National Car Rental is the overwhelming anchor of Alamo's similarity graph, scoring 0.93 — a gap of nearly nine points above the next closest neighbor. That spike defines the structural story: one fellow car rental brand pulls far ahead, and everything else trails at a distance.
The shape is "spike," and the data bears it out. After National Car Rental, the top 10 shifts almost entirely away from Car Rental. Tommy Bahama (0.84), Hilton Grand Vacations (0.84), Gucci (0.82), Autograph Collection Hotels (0.82), Boutique & Specialized Lodging (0.80), Four Seasons Hotels and Resorts (0.80), Saint Laurent (0.80), Curio Collection (0.79), and Ralph Lauren (0.79) round out the set. By subcategory, the top 10 breaks down as: one Car Rental, three Luxury Hotels or Mid-range Hotels entries, one General Apparel (Tommy Bahama), two more General Apparel (Gucci, Ralph Lauren), one Womens Apparel (Saint Laurent), and one Boutique and Specialized Lodging. No other Car Rental brand appears in the top 10 besides National.

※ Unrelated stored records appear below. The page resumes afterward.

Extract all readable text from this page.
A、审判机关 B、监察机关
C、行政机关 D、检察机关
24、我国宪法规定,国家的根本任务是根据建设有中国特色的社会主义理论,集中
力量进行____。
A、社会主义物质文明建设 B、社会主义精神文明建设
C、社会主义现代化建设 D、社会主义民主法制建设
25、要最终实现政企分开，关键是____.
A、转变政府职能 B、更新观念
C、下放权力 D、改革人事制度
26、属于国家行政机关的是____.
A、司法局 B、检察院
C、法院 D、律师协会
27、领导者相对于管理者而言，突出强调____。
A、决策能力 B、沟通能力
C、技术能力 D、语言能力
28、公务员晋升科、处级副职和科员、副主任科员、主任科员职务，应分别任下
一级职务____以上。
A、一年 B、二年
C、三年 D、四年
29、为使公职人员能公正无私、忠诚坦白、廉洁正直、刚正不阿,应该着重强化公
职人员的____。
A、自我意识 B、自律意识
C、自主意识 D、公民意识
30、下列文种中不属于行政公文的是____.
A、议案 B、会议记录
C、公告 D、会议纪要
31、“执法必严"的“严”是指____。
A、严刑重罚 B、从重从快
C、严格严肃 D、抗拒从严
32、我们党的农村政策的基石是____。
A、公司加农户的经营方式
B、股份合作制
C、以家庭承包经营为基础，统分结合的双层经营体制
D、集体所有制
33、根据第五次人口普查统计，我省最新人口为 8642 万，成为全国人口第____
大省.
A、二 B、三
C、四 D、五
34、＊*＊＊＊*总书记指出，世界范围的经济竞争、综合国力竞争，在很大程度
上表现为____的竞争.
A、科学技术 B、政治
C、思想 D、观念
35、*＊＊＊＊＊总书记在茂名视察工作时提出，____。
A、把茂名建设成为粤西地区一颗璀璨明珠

The dominant cross-kind pattern is hospitality and upscale apparel — a cluster that signals an audience oriented around travel and leisure spending.
The concentration at the top and the luxury-travel character of the remaining neighbors together suggest Alamo's audience is shaped less by car rental as a category and more by the broader travel-and-lifestyle context in which rental decisions get made.